A Dying Church Sins

 When a church is dying, it commits two sins against God.

 First, the church shuns outsiders. Anyone who could redeem the church are rejected through through indifference or hostility. Old believers die. New believers find more engaging places to worship.

 Second, the church creates memorials to long-dead Fathers and Mothers of the church. Plaques on benches, altar rails, and random pews appear like bandages on wounds that won't heal. The church imitates The Good Days with gold-plated metal ghosts.

 I am a dying church.

 Slowly perfecting the inside of my home by obsessive cleaning of baseboards and painting of clean white walls, I create a sanctuary that anyone could enter and marvel at my tastes, my industrialism, my housekeeping skills.

 Except no one would enter as no one ever visits.
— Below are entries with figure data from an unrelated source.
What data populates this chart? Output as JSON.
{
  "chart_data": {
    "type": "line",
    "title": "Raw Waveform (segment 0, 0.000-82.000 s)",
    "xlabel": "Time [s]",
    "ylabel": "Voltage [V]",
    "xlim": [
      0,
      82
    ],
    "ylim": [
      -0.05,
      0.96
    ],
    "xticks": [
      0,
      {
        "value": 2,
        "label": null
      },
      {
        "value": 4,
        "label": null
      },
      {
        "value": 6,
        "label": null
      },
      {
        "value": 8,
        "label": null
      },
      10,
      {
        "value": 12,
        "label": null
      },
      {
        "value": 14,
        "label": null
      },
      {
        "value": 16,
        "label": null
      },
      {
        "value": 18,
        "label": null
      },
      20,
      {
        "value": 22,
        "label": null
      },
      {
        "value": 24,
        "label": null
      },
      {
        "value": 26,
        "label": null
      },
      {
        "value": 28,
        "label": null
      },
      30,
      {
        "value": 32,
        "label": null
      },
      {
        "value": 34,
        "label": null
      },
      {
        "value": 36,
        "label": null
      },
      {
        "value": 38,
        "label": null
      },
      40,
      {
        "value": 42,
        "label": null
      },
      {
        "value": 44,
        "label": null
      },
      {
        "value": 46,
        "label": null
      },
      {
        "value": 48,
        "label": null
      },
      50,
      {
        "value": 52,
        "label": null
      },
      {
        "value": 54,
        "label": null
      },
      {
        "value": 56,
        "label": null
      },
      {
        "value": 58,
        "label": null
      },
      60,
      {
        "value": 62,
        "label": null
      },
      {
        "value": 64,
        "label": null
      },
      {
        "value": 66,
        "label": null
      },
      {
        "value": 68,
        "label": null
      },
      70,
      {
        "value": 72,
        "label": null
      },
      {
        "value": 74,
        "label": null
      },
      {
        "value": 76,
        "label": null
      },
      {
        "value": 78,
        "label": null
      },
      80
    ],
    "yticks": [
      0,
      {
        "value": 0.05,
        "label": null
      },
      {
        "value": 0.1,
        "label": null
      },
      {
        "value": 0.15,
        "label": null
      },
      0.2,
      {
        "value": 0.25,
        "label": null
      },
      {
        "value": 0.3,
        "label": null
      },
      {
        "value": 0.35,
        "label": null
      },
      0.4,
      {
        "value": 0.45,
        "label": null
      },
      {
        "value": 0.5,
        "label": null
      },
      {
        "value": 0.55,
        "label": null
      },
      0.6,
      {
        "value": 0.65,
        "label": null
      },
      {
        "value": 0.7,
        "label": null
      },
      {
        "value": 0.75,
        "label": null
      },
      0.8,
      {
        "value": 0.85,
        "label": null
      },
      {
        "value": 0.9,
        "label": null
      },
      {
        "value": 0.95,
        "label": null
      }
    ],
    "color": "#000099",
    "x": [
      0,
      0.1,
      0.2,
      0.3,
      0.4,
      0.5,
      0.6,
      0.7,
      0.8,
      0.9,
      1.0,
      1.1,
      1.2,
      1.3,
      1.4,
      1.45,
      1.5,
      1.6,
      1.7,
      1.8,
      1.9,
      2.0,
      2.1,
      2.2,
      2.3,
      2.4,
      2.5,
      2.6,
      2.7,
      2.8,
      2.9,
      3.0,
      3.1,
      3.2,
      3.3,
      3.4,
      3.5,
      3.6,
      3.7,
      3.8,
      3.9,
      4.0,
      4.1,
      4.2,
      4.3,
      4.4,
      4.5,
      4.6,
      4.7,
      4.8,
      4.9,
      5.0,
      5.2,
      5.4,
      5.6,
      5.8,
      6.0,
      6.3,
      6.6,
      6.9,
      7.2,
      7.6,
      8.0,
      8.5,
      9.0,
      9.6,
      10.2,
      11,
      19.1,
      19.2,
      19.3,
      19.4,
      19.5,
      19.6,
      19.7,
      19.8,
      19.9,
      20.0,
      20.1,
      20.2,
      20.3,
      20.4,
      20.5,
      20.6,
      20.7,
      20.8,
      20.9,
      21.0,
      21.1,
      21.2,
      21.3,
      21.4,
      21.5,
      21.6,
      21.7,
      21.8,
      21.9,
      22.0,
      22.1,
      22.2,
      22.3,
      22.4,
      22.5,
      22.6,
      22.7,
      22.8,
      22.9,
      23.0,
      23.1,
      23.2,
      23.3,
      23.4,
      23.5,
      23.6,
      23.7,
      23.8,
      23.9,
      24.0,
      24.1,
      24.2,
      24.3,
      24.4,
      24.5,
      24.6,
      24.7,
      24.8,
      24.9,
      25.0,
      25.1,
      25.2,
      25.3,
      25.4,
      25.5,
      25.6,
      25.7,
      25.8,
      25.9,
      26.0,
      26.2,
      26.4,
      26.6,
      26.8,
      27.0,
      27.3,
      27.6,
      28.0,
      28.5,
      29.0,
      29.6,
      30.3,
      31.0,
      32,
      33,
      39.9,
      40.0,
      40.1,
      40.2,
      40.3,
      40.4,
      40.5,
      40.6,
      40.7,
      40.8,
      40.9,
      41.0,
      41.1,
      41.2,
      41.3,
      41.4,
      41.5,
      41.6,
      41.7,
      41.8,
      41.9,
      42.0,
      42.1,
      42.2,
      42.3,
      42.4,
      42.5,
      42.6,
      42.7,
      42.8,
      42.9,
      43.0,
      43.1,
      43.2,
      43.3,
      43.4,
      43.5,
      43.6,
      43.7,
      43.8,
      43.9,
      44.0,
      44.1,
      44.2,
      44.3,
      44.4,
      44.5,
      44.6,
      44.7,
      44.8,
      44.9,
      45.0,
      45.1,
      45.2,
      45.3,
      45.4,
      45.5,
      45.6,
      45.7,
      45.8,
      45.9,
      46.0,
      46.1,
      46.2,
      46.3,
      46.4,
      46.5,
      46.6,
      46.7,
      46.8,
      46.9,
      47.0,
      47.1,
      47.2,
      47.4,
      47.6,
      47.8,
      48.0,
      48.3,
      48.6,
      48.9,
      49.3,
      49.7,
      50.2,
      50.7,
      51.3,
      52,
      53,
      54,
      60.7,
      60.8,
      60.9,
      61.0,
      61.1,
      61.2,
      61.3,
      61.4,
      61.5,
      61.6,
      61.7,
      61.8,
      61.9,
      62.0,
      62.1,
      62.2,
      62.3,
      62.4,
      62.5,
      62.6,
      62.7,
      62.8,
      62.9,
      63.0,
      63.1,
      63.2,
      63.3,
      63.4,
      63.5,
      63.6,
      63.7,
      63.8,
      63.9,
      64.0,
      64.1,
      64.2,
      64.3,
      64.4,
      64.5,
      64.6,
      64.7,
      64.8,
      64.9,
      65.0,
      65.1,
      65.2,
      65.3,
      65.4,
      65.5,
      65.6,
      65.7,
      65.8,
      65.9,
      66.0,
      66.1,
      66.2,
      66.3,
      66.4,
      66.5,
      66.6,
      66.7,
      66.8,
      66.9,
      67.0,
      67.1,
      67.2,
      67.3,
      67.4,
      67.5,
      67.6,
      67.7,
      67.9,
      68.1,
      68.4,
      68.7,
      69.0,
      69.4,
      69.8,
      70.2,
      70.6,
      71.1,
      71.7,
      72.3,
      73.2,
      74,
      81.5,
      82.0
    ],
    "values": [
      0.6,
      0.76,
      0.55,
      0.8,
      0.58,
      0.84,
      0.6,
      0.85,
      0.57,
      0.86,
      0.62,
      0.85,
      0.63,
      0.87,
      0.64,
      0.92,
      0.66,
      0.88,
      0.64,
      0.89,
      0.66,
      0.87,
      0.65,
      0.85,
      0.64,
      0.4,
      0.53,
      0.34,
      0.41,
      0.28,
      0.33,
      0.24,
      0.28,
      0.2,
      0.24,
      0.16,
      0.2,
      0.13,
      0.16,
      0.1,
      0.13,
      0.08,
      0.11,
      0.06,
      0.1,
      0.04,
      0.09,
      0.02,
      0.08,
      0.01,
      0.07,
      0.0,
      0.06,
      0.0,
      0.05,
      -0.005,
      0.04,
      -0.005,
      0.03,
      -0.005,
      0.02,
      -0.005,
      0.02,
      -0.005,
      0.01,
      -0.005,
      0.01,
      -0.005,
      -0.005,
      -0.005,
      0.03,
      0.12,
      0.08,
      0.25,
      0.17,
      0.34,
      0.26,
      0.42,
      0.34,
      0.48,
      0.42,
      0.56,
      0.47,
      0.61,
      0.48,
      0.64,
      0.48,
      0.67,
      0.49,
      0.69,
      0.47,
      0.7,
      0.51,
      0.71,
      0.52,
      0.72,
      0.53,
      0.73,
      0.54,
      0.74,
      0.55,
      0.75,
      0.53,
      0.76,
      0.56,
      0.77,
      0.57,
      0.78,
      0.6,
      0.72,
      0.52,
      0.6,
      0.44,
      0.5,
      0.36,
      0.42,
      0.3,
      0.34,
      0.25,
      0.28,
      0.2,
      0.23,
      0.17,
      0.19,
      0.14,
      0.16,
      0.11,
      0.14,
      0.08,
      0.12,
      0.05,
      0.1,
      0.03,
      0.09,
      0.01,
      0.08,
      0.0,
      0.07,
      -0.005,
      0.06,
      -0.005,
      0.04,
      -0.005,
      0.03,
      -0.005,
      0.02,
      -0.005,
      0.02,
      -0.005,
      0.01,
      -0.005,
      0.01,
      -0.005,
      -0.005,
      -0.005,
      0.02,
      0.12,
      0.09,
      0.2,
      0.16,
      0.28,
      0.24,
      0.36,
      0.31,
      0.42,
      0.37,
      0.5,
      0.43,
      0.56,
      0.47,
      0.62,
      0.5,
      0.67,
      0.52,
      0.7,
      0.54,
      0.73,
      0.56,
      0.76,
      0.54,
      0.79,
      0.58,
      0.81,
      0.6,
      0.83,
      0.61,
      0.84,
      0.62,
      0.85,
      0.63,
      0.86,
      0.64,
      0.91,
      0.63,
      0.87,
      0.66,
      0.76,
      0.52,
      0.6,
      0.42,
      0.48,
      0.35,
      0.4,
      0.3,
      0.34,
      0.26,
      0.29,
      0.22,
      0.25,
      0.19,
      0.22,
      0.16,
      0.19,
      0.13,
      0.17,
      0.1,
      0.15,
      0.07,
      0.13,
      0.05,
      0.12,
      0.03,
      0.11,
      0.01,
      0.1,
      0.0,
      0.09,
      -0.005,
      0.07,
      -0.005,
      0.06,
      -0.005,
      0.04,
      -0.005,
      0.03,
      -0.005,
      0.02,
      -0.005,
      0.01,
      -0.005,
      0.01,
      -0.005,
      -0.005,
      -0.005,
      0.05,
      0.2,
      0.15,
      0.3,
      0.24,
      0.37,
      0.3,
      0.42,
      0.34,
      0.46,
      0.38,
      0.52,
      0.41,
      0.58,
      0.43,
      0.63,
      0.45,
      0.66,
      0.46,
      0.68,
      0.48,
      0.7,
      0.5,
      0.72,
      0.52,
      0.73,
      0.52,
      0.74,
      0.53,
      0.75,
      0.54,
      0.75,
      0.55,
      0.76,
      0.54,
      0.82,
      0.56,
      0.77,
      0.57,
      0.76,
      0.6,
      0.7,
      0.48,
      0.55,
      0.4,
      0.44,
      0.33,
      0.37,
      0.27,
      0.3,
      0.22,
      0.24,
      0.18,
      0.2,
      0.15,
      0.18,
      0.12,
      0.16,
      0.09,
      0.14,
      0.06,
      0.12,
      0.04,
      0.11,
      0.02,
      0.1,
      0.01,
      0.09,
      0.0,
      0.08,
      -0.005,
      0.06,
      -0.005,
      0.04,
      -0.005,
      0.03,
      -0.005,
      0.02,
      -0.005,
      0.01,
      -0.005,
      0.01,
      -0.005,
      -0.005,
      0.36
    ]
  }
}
Like an unwelcoming church, I discourage newcomers from marveling at any good days by a show of hostility and indifference to new people, motivated by fear of the unknown.

 It is far easier to never wonder if they would like a second visit if they never have a first visit.

 A practiced diet of manual, focused labor combined with sole, lonely, insulated thoughts has left me lost in my own mind. What would I even say to seem interesting to a new face?

 Day after day, I live steadily with myself, who need no strenuous engagement to keep my attention. I simple am, and continue on, until sleep takes me away.

 Is my mind dying? What is the cure? Or am I already under the sheets of my death bed, counting each final breath, until the last one?